Before you dive into Purview, DLP, or advanced AI controls, Nathan stresses one thing: get the fundamentals right.
Common low-effort, high-impact gaps:
MFA coverage & strength. Missing, incomplete, or legacy methods (SMS/email). Limited FIDO2 adoption. Conditional Access not universal.
Dormant accounts & devices. Stale users and endpoints persist for months or years, inflating attack surface and license waste.
Email authentication. SPF/DKIM/DMARC misconfigurations—often DMARC is missing entirely—expose domains to spoofing and deliverability problems.
Defender for Office 365. Powerful, but frequently underconfigured; Microsoft adds controls regularly and environments don’t keep up.
Device protection. Intune enrollment gaps, Defender for Endpoint not fully rolled out, and BitLocker still disabled due to old myths.
Pragmatic stance: Stop chasing exotic zero-day defenses if table-stakes controls aren’t deployed. Most compromise paths still run through identity (phishing, OAuth abuse, token theft), not an obscure endpoint exploit.
Nathan runs 4–5 security posture reviews per week using a standardized rhythm with CloudCapsule. Here’s the distilled playbook you can adopt:
Book 45 minutes (not 30). Use a calendar link and state the deliverable upfront.
Secure the connection live. CloudCapsule allows you to share a link with a customer on the phone that they can consent to without having to harvest credentials. Have the customer approve the OAuth at the start (keeps you within their change-control boundaries).
Record and transcribe.

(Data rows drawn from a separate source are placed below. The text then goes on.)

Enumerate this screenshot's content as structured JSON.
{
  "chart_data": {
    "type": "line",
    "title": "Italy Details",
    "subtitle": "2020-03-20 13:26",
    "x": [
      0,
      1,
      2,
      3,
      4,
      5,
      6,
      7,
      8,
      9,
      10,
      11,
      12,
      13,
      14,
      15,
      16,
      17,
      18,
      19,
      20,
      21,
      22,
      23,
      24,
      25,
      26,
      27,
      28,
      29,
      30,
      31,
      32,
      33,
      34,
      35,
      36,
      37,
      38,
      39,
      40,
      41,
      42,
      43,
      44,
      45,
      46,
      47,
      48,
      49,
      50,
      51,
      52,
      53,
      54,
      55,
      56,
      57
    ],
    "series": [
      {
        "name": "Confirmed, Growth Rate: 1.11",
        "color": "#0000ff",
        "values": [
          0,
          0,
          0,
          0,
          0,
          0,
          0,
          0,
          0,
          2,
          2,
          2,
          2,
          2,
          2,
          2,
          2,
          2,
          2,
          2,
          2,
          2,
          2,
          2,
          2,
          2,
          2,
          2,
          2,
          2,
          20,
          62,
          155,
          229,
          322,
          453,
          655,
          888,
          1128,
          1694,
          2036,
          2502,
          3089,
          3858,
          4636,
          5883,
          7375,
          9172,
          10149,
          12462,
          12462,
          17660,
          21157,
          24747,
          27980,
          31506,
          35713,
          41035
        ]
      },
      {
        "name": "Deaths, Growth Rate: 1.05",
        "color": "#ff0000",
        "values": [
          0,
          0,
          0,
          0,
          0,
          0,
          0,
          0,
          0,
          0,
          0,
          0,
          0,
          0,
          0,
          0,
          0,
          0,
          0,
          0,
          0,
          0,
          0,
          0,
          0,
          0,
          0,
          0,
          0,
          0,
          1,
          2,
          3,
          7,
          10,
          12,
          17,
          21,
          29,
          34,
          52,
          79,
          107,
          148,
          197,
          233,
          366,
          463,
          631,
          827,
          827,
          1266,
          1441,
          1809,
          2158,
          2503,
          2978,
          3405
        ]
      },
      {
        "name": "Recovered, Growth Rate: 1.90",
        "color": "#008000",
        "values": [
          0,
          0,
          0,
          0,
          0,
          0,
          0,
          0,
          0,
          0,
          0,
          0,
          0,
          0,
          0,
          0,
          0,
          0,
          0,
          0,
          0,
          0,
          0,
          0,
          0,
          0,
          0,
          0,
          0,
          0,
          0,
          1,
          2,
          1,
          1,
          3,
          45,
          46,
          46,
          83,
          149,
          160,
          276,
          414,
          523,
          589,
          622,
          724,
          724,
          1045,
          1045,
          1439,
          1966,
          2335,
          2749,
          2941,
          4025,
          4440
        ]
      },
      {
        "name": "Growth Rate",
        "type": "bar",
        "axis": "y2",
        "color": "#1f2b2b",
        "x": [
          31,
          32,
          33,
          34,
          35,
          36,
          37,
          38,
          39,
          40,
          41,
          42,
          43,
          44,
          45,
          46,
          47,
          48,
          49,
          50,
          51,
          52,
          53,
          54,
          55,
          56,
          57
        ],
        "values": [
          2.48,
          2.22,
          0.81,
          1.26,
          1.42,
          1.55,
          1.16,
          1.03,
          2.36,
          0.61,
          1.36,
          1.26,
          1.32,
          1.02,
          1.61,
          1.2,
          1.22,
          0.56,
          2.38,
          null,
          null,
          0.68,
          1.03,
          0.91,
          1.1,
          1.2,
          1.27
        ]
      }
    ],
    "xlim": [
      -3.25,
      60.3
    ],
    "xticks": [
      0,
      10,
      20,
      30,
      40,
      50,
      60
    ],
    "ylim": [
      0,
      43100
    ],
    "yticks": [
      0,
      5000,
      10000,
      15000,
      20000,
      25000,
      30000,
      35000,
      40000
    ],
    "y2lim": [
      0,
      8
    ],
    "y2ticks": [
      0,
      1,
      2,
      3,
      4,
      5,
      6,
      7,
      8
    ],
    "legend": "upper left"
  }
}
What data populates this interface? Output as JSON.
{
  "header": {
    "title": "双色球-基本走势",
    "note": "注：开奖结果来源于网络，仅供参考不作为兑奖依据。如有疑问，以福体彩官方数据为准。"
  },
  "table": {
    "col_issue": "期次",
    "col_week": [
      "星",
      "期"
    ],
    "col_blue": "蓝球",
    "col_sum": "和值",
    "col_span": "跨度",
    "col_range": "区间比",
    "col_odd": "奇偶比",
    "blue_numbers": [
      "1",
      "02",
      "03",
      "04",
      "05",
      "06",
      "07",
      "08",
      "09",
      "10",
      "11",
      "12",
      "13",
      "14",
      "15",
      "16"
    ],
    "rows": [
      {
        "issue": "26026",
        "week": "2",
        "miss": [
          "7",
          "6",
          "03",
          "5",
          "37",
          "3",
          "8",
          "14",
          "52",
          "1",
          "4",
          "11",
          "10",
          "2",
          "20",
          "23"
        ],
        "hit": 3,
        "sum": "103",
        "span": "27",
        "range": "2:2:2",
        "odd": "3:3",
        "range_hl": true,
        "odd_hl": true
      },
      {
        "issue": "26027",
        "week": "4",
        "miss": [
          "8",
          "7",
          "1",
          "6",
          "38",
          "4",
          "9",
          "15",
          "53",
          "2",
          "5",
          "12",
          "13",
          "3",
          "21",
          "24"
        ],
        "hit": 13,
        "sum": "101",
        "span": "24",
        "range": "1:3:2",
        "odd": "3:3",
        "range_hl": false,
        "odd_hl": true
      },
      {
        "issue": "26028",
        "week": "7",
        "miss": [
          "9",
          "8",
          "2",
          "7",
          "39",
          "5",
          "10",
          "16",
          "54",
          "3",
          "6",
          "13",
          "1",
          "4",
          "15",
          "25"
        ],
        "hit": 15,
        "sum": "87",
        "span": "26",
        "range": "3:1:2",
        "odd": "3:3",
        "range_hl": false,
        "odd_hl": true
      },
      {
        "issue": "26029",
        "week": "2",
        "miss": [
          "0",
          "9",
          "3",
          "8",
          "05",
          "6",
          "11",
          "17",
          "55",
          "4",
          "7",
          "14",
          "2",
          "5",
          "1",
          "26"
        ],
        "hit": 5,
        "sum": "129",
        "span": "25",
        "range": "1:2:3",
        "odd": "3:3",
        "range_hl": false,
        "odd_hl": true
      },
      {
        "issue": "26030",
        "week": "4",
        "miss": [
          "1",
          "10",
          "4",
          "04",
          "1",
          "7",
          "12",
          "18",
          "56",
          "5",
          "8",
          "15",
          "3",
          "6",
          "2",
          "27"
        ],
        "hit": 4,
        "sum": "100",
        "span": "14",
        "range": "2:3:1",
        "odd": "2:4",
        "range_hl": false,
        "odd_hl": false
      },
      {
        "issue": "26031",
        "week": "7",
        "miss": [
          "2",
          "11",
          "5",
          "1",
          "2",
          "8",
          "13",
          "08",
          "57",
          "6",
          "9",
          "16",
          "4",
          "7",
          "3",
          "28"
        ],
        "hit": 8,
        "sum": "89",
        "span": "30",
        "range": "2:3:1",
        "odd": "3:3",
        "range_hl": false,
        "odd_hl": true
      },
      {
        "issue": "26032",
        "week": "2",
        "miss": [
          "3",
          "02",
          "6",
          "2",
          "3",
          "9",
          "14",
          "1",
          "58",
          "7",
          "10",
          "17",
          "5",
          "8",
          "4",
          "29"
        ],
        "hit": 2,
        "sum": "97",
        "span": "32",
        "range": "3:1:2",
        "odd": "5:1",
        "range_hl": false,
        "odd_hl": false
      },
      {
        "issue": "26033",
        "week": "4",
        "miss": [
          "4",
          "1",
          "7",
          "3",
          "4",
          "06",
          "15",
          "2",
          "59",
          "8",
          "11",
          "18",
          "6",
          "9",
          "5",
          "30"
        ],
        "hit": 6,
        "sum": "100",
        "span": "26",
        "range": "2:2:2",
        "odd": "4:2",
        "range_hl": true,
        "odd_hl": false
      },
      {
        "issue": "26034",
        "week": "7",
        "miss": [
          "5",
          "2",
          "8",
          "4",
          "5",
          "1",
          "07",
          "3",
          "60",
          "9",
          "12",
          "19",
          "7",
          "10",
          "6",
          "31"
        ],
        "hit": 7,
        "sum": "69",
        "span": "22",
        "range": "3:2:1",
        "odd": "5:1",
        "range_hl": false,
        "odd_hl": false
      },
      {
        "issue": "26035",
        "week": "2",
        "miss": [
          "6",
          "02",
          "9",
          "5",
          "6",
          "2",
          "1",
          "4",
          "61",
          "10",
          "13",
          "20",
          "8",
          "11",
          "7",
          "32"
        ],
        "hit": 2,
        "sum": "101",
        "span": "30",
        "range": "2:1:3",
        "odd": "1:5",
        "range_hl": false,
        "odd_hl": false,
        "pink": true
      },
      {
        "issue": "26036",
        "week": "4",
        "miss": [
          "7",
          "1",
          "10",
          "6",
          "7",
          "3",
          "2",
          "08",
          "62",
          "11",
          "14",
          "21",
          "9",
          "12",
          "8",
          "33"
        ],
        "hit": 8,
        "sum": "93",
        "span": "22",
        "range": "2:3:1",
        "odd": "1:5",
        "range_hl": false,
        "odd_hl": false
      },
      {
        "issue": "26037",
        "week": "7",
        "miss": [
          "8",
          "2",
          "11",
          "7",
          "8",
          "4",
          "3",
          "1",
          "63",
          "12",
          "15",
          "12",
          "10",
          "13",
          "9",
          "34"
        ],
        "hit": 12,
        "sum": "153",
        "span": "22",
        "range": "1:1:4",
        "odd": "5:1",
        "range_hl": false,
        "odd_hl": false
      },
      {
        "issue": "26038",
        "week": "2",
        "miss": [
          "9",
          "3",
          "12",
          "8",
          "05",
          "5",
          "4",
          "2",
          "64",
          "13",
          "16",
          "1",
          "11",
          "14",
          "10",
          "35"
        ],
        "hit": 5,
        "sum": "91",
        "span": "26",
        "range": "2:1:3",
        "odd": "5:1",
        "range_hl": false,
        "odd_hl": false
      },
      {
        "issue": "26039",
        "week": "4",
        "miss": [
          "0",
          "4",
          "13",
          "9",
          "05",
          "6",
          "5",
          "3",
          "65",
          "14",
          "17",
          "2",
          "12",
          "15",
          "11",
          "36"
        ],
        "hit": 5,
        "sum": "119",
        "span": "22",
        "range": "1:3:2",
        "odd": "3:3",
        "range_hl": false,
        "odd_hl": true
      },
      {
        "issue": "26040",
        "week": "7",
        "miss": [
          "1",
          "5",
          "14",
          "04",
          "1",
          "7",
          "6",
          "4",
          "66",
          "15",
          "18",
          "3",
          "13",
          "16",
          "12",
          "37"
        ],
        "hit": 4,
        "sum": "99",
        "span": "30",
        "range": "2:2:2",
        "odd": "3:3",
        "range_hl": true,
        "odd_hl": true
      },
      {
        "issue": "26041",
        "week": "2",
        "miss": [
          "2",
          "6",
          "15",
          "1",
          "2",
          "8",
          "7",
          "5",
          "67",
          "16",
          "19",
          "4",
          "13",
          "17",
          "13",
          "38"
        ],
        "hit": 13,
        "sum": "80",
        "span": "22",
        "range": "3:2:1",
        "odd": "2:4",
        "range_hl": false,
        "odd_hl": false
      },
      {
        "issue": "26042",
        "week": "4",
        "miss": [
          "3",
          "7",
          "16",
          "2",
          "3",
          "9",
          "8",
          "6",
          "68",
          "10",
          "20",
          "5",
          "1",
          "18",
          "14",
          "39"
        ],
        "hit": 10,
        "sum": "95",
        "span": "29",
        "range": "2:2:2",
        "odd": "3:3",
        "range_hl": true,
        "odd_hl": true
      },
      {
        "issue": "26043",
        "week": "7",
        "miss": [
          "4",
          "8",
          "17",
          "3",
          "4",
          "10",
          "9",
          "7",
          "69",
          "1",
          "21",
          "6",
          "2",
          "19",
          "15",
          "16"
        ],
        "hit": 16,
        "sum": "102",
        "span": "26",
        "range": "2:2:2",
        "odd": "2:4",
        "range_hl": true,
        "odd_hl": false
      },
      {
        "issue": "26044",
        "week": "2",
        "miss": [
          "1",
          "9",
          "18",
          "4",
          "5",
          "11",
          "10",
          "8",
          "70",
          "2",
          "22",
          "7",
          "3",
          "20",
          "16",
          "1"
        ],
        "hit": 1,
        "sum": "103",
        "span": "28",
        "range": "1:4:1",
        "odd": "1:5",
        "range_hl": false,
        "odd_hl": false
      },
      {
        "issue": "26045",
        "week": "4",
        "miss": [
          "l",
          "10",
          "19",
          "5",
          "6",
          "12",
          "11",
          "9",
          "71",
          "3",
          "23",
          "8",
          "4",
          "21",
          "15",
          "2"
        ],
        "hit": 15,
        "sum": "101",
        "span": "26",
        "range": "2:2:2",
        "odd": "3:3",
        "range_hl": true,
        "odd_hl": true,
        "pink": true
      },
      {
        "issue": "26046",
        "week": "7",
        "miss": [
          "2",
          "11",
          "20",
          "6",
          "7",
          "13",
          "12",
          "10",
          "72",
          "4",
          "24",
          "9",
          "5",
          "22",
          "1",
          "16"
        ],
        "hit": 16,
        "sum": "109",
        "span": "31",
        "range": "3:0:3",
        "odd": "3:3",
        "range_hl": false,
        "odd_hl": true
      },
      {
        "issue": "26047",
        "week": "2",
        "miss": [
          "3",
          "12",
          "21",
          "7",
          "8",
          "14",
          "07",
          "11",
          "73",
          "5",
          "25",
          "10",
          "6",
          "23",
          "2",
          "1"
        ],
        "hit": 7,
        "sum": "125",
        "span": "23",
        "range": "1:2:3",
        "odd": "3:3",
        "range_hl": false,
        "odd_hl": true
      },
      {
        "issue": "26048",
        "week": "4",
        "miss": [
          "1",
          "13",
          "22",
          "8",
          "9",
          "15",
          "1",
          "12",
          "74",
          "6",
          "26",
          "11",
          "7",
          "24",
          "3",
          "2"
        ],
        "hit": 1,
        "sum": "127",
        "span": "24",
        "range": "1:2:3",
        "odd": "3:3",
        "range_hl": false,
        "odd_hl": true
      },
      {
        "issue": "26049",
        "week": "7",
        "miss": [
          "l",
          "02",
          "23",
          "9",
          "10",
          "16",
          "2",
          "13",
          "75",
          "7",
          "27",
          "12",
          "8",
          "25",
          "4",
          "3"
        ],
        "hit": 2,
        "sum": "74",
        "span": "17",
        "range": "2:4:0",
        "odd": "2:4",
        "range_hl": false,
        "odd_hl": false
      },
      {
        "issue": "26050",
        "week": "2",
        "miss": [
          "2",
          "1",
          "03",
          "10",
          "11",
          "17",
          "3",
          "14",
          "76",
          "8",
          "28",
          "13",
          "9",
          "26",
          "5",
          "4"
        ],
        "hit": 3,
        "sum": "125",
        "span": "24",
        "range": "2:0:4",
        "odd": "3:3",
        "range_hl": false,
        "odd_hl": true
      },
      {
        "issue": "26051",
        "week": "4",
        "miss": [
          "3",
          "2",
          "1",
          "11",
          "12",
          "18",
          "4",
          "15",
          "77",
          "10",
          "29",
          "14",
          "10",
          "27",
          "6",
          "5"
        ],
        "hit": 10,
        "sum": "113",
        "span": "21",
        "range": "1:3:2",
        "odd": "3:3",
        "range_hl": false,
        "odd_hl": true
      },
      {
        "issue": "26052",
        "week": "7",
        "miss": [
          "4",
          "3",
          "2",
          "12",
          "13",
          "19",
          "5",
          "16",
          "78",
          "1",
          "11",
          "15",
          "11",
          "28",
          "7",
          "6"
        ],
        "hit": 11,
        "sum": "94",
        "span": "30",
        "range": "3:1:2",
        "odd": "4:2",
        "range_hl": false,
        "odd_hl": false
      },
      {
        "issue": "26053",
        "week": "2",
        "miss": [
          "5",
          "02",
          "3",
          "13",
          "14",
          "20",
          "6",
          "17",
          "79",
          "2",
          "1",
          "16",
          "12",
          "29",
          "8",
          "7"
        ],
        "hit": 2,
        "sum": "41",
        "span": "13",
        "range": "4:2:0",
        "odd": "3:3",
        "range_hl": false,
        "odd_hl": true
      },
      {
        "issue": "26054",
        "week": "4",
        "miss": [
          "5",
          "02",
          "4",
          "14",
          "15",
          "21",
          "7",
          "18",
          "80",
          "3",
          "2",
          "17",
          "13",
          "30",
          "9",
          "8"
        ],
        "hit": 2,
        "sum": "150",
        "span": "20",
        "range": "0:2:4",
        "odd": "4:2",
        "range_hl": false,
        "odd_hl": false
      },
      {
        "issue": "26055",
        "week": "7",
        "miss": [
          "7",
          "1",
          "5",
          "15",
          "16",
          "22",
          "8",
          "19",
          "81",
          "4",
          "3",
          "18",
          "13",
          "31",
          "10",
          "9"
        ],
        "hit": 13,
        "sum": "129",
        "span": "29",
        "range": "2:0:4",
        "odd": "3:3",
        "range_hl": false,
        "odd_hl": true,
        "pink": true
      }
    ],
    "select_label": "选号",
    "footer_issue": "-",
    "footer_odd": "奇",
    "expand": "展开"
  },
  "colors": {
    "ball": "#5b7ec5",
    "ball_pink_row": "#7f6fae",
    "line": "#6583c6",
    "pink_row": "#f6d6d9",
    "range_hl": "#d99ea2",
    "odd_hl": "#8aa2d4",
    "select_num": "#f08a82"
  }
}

Use Teams meeting recap/notes to auto-capture action items and follow-ups.
Scan top-down.
Security Score (directional only, mind Defender bias)
Cyber insurance readiness (call out missing training/backups)
Framework lens (CIS basics, highlight quick wins)
Identity (admins, MFA coverage, risky users)
Mail security (SPF/DKIM/DMARC, Defender for O365 hardening)
Devices (Intune, Defender, BitLocker, cleanup)
Policies (Conditional Access, legacy protocols)
Frame actions as outcomes. “Reduce account-takeover risk by hardening MFA and removing legacy methods,” not “Do these 11 settings.”
Send the evidence. Export the findings right after the call (it becomes their internal talking points to leadership).
Propose two paths:
Quick-wins T&M (e.g., DMARC, MFA uplift, Defender for O365 hardening)
Monthly program to show trend improvements over time.
Tone matters: Never shame. Empathy closes deals; FUD stalls them. Flag true urgency (risky users, suspicious OAuth, active token abuse) with clarity, without theatrics.
Codify the runbook. Checklist the flow, the prompts, the follow-ups, and the quoting patterns (your “standard 80%”).
Pair the skill sets. If one person can’t sell and go deep, pair an AM with a senior engineer until you develop hybrid talent.
Sell the subscription motion. Quarterly posture reviews, change tracking, and an improvement scorecard—leaders love visible progress.
Lead generation: free 45-minute review with a tangible leave-behind and two paths: Quick-wins T&M and a Quarterly posture program.
TCO story: consolidate third-party tools with Business Premium or E5 Security add-on; show net savings vs increased service fee.
Risk framing: map gaps to cyber-insurance controls and board expectations; quantify impact (likelihood × impact × time-to-remediate).
Proof quickly: before/after graphs (phish blocked, MFA coverage, DMARC alignment, device compliance).
A Microsoft CoE turns the Microsoft stack into a measurable, repeatable capability—standardizing the right way to build, secure, and adopt, then enabling everyone else to deliver it at scale.